Malaysian Woman Not Allowed to Convert to Hinduism
A Malasian woman's attempt to nullify her childhood Muslim conversion was dismissed by the secular High Court, who said they did not have the jurisdiction to nullify it. Malaysia has two different justice systems, Shariah (Islamic law), for the 60% Muslim population, and a secular court for non-Muslims, according to the Associated Press. The court told the woman, Siti Hasnah Bangarama, to take her case to the religious court, which tends to rule in favor of Islam in interfaith disputes. Bangarama and her lawyer, Gooi Hsiao Leung, are now preparing to appeal.
Yaacob Mohammed of the secular high court ruled that the conversion is valid because it is "the universal right of a parent, irrespective of what the religion is" to bring up a child in the faith in which they believe, reports Sify News. However, Bangarama said that she was converted to Islam by welfare officials in 1989 after she and her siblings were put into an orphanage. Under Penang Islamic law, children cannot be converted without the consent of their parents. In addition, while the court says there is compelling evidence that she was converted in 1983, her conversion papers say 1989.

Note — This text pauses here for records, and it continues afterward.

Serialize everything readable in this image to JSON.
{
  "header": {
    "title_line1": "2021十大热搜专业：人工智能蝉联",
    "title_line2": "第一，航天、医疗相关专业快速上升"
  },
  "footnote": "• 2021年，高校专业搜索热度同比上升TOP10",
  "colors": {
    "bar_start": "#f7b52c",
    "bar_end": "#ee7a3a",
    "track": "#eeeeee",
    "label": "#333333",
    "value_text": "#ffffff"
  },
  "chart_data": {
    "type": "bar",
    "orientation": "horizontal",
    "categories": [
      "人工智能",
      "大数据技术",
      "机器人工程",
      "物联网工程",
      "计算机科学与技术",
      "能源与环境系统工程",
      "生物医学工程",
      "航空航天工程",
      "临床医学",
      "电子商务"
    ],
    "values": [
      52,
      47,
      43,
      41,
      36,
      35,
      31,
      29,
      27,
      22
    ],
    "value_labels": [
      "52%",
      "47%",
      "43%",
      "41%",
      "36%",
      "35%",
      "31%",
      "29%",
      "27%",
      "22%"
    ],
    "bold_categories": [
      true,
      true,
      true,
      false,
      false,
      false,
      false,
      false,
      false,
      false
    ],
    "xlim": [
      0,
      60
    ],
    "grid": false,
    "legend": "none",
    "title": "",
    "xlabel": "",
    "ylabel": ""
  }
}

Because Muslims are not legally able to marry non-Muslims in Malaysia, Bangarama's 2001 marriage to her husband, who is Hindu, cannot be officially recognized. She also can't register her husband as the father of their two children on their birth certificates. According to Agence France-Presse, her Malaysian identity card, which has her Muslim name (Siti Hasnah Bangarama Abdullah) and says that she is Muslim, further complicates the case.
"Why must I be forced to accept Islam?" Banggarma said. "I was born an Indian, a Hindu and I remain so until I die. They have no rights over me."